Foxe and the Moon-Shadowed Murders by William Savage
Happy Monday! I’m featuring Foxe and the Moon – Shadowed Murders
by William Savage today. Please enjoy an excerpt for a peek inside the book!
About the Book:
The Reverend, the Honourable Henry Pryce-Perkins, to give
him his full title, was the youngest son of a peer of the realm and a brilliant
scholar at Oxford. After ordination, the Bishop of Norwich appointed him Warden
of St. Steven’s Hospital, until such time as he could be found a suitably large
and prestigious parish. Now he has been found murdered outside his own house,
and the bishop and mayor expect Foxe to give all his time and attention to
discovering who did it.
A day or so later, a call from the street children sends
Foxe hurrying to the death of a young woman, whose richly-dressed body has been
found in a reputedly haunted house at the entrance to one of Norwich’s
notorious ‘yards’: clusters of wretched tenements housing the poorest people in
the city.
Needless to say, Foxe can’t stop himself from getting
involved in this new mystery as well. Now he’s facing two complex
investigations, while a personal crisis is also brewing, involving the latest
woman in his life. Can Foxe concentrate on finding the murderers and bring them
to justice, while disentangling himself from a relationship rapidly going sour?
What about his two past loves, both seemingly eager to take up where they left
off and about to arrive back in Norwich?
As the complications continue to pile up, Ashmole Foxe will
need to display even more cunning and determination than usual, if he hopes to
solve the mysteries, untangle the knots in his personal life and return
to a more stable existence.
Excerpt:
As he walked home, Foxe mulled over this new mystery in his mind. Who would wish to kill a young clergyman, especially one who was a member of the nobility? It wasn’t unusual for peers of the realm to despatch third or fourth sons into the church as a suitable way of gaining an income for life in a respectable way. Who was the Earl of Westleton anyway? Foxe thought he knew of all the members of the nobility who lived close to Norwich, but he’d never heard of this one. Ah well, the bishop’s secretary ought to be able to enlighten him. He’d have to be patient until later in the day.

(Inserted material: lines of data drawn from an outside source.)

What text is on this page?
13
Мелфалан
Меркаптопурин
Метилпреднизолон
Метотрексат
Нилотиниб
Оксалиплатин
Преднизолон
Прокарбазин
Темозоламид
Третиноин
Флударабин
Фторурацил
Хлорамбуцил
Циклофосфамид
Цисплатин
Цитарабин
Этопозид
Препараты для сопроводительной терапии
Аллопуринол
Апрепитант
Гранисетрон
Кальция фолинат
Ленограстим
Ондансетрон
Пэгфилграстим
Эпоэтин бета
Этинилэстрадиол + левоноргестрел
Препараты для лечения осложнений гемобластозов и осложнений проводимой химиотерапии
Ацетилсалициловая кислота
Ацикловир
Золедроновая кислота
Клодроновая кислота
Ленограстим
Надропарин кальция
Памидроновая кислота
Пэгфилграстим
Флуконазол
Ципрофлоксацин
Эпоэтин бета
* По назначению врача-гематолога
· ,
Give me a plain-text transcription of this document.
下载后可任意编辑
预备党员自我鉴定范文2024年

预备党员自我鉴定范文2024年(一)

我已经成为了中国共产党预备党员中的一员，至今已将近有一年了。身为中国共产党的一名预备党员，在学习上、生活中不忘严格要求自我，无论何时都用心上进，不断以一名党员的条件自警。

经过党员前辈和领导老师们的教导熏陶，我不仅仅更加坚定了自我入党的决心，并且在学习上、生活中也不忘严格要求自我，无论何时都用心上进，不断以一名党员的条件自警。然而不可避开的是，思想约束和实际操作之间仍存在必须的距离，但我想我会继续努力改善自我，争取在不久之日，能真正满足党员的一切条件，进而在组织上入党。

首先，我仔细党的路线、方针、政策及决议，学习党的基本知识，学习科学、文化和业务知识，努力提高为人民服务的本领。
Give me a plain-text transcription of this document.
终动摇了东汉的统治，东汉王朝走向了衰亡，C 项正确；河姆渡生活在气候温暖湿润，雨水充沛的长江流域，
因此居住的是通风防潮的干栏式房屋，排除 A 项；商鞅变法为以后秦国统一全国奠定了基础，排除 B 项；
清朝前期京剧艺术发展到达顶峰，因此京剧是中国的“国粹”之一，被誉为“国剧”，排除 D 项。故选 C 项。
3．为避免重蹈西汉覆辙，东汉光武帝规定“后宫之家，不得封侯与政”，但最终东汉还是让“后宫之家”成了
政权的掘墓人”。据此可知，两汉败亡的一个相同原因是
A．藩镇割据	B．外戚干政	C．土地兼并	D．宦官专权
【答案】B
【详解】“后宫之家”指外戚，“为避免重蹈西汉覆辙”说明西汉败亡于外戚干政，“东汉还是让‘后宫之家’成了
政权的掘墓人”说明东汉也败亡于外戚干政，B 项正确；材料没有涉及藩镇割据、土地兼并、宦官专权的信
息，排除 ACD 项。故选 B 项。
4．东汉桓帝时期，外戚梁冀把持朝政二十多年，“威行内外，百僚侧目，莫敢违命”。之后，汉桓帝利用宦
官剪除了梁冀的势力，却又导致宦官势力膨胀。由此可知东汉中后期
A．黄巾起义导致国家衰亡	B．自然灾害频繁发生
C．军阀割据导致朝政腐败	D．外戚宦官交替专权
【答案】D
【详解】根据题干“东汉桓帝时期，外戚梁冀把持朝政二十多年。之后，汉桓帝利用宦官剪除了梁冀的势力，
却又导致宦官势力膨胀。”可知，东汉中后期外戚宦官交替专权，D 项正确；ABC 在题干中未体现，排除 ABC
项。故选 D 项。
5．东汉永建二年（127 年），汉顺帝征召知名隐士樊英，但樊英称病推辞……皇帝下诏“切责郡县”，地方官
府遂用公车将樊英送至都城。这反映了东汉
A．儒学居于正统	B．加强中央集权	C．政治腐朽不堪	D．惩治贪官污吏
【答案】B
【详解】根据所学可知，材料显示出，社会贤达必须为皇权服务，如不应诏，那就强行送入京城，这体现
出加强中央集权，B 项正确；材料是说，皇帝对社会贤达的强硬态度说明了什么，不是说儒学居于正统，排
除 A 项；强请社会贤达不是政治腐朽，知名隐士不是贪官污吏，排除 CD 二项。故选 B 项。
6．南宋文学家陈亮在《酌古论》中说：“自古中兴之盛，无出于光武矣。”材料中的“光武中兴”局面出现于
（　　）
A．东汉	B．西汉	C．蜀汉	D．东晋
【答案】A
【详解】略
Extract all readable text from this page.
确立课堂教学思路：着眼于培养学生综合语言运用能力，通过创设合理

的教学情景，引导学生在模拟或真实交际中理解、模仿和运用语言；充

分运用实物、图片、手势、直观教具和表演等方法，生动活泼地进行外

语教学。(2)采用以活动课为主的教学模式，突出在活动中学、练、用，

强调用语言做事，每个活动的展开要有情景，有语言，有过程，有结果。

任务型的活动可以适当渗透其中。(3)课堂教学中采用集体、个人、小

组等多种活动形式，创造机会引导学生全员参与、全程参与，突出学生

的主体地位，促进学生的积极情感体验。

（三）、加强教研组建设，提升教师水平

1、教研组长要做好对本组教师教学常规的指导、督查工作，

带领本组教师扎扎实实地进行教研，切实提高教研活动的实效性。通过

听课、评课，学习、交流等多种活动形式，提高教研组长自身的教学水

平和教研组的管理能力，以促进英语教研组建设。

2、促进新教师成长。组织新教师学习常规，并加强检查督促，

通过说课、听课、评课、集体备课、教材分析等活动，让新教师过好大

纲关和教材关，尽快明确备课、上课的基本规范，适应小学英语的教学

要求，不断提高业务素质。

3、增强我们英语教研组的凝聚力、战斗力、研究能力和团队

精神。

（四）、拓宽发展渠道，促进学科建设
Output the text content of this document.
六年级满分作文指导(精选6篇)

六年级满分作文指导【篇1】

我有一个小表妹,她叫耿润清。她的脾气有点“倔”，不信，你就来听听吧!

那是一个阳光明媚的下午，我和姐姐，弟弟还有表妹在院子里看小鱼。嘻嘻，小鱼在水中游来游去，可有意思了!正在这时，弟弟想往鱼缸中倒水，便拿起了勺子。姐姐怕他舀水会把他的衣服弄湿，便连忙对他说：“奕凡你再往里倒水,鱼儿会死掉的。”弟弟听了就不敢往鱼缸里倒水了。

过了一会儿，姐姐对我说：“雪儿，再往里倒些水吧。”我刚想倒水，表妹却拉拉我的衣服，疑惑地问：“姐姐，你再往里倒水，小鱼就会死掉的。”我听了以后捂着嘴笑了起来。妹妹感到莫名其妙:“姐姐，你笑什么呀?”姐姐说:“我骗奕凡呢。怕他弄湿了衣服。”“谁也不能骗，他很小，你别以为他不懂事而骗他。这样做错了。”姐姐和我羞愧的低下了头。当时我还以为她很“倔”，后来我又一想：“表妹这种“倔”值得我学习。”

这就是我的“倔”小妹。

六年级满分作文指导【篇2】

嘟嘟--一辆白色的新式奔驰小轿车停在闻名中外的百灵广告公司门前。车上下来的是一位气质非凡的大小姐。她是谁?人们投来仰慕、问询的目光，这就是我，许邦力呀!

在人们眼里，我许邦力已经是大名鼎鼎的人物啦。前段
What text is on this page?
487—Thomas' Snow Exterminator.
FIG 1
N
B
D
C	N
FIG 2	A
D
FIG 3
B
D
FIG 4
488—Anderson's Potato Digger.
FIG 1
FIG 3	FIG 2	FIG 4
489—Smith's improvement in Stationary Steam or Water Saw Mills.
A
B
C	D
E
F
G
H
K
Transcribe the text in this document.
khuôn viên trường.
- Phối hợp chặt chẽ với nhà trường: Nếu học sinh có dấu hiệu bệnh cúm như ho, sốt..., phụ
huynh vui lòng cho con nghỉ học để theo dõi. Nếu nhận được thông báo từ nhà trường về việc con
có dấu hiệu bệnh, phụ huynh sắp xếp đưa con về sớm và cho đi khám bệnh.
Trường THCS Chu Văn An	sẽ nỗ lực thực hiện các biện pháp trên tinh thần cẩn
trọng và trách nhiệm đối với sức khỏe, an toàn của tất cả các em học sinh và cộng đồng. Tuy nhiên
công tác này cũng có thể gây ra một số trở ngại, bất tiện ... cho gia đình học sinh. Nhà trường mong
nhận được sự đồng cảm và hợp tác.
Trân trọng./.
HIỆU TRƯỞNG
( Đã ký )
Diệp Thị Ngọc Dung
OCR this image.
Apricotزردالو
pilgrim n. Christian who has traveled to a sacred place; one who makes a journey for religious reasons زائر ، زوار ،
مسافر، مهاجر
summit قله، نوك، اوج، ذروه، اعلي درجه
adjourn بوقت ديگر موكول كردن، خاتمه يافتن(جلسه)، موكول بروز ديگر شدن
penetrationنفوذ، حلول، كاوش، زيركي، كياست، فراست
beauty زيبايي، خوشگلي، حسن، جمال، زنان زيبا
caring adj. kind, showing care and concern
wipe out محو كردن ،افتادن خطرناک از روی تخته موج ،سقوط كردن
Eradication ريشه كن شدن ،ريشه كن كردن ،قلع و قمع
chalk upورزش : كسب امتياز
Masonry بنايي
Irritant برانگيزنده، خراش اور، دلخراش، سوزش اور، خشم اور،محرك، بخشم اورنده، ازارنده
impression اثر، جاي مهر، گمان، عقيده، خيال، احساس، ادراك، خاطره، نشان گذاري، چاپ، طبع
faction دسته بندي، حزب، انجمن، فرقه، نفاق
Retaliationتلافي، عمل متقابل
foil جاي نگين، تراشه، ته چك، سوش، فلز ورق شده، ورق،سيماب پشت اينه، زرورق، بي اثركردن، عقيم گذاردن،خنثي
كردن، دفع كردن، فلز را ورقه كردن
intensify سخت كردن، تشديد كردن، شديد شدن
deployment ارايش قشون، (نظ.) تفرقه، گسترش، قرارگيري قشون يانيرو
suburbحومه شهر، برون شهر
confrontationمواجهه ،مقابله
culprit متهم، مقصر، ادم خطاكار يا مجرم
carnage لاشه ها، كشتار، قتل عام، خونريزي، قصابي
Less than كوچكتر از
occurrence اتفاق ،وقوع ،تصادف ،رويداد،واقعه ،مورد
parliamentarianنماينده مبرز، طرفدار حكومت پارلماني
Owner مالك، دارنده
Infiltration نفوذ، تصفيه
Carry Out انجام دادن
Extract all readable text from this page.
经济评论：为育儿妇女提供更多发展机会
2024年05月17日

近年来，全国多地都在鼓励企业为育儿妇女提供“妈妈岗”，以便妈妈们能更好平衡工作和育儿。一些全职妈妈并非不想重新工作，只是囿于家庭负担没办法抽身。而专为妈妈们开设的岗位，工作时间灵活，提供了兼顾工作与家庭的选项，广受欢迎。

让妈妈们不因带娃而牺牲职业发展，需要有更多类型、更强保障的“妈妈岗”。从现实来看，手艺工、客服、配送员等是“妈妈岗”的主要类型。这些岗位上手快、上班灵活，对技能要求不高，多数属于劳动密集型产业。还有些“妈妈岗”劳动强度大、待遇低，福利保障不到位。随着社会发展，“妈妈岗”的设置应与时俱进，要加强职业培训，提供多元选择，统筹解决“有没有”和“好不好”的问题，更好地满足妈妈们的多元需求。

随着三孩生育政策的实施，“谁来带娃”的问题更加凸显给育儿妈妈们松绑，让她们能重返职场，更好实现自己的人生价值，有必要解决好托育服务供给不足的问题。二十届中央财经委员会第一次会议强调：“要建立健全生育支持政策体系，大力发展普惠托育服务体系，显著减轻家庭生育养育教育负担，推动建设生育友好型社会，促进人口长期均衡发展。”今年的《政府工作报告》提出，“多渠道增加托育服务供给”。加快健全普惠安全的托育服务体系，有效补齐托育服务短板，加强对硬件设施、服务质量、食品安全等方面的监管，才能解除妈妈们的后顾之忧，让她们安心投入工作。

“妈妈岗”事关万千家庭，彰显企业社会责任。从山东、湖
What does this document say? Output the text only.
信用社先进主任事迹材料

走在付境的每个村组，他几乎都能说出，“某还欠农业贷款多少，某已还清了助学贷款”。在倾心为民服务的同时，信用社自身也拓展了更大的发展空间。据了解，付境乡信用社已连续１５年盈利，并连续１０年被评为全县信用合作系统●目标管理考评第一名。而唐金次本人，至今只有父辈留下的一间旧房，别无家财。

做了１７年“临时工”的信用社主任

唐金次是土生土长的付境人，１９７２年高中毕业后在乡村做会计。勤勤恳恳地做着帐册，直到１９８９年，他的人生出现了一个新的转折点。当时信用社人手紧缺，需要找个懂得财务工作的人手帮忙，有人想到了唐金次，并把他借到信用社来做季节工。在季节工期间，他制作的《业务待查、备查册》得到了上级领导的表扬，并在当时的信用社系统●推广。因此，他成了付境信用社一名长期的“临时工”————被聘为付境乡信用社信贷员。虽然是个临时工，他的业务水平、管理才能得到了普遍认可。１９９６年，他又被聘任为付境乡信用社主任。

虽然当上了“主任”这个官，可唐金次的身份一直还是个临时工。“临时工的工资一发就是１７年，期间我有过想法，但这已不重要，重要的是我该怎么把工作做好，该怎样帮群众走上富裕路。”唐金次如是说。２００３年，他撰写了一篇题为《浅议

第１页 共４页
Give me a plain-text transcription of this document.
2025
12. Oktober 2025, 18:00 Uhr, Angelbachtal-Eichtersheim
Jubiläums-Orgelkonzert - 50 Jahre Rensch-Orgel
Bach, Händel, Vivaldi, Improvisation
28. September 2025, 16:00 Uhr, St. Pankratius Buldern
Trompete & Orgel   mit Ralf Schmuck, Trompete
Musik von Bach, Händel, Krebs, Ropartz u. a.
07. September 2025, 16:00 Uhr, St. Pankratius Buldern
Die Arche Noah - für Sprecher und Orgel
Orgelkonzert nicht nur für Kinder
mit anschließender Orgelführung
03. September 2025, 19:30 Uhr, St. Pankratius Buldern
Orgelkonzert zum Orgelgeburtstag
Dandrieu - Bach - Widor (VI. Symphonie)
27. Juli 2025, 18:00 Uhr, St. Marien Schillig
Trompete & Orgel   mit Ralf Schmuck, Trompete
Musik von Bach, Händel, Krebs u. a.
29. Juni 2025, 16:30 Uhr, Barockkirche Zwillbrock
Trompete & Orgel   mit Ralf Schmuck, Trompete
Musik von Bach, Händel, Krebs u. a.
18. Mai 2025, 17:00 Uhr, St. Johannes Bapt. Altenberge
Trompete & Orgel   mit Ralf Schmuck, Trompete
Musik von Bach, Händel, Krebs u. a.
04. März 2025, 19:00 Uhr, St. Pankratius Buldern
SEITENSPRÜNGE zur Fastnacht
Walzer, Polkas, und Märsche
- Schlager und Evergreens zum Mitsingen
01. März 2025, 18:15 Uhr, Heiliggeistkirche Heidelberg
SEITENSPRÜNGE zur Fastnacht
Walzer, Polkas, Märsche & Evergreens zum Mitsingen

Foxe had never been inside the bishop’s palace before and so
had been at a loss over what to expect. It turned out to be a commodious and
elegant dwelling of fairly modern design. The walls of the hallway were
finished with fine plasterwork and adorned with some remarkably good paintings.
The butler had told him that the room where he was to meet the bishop’s
secretary was the study. To Foxe’s mind, no finer study was likely to exist in
the home of any Norfolk gentleman. Not only were its walls panelled in oak in
the style known as linen-fold, there were tall bookshelves either side of the
large carved fireplace. The furniture was also of a most superior kind, with
richly patterned walnut and deeply coloured mahogany, the most prevalent of the
woods on display. Foxe’s eyes were also drawn to the Chinese porcelain vases on
the mantel, the huge long-case clock in one corner and the long windows looking
out onto a view towards the river and the Bishop’s Bridge beyond.